現在、約20社の製薬会社がこのシステムを採用。コールセンターで活用するほか、MRの問い合わせに学術担当者が回答するなど、社内の様々な応答業務に役立てている。一般企業からの引き合いも多い。
将来は、コールセンターで人を介さずにAIが直接問い合わせに回答することも可能。質問を文字で入力すれば、AIが回答する。音声認識技術が発展すれば、音声での問いかけも実現するという。
■社内に眠るデータ、解析可能に
このほか最近「社内に眠っているデータを掘り起こして役立てるシステムを開発した」(木村社長)。アンケートや業務日報、コールセンターの問い合わせ記録など、日々集積しているものの十分に整理や活用がされていないデータをAIで解析できるように整理、構造化するもの。
例えば、▽アンケートのフリー記載欄を解析して潜在的なニーズや改善点を発見する▽できる営業マンとそうでない営業マンの業務日報を比較し、収益向上につながる行動を明らかにする――など様々な切り口での活用が可能。AI事業の柱になると見込み、各業界の大手企業への浸透を図る計画。

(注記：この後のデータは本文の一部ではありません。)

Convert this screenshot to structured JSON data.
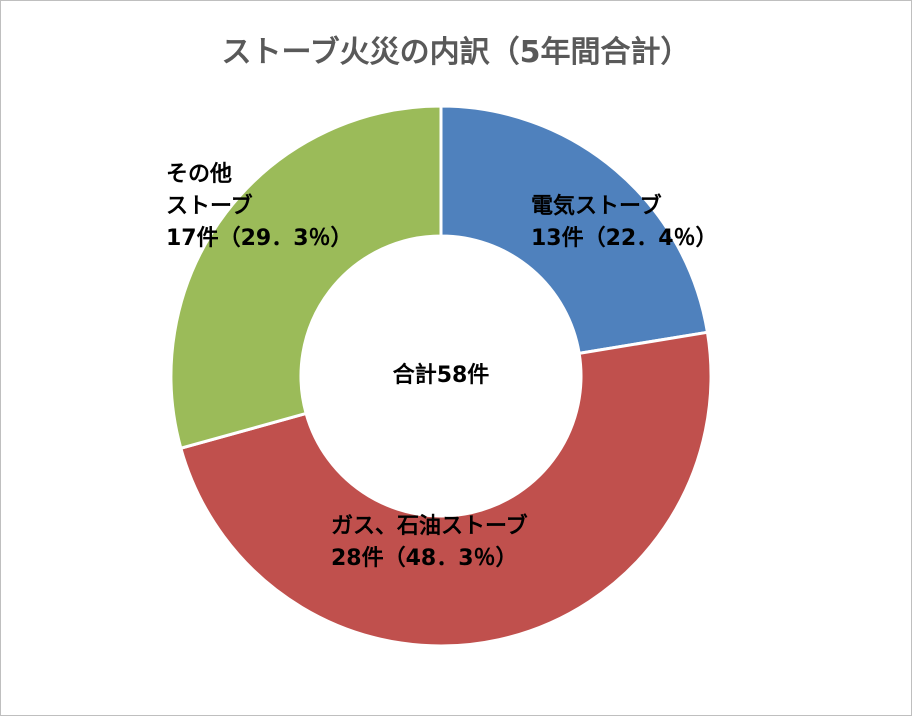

薬系大学生の日常生活や就職活動をAIが支援するシステムの提供も9月から開始した。学生は、自身の学修履歴や課外活動、趣味などのデータをポータルサイトで蓄積し、就職活動時のアピール材料として役立てる。AIによる性格分析も受けられる。このシステムに参画する採用側の企業は、それを見て学生の人物像や適性をしっかり把握できる。学生と企業の就職時のミスマッチを防ぐのが狙いだ。学生からの問い合わせに、大学や企業がAIを活用して自動的に回答する仕組みも備えている。
学生や大学の利用は無料。採用側の企業が費用を支払う。「AIを売るだけではなく、AIを無料で使えるプラットフォームを立ち上げて広げるという発想。究極のリクルートビジネスになる」と木村社長は話す。
薬剤師のDI業務を支援するAIサービスの開発も進めている。このほど岡山大学病院薬剤部と共同で、調べたいことを自然な話し言葉で入力すると、その意図をAIが読み取って、薬剤部内に蓄積されたQ&Aデータベースの中から最適な回答を提示する仕組みを構築した。各病院や薬局が蓄積しているQ&Aを集約し、AIを活用して薬剤師のDI業務を支援するシステムの構築も視野にあるという。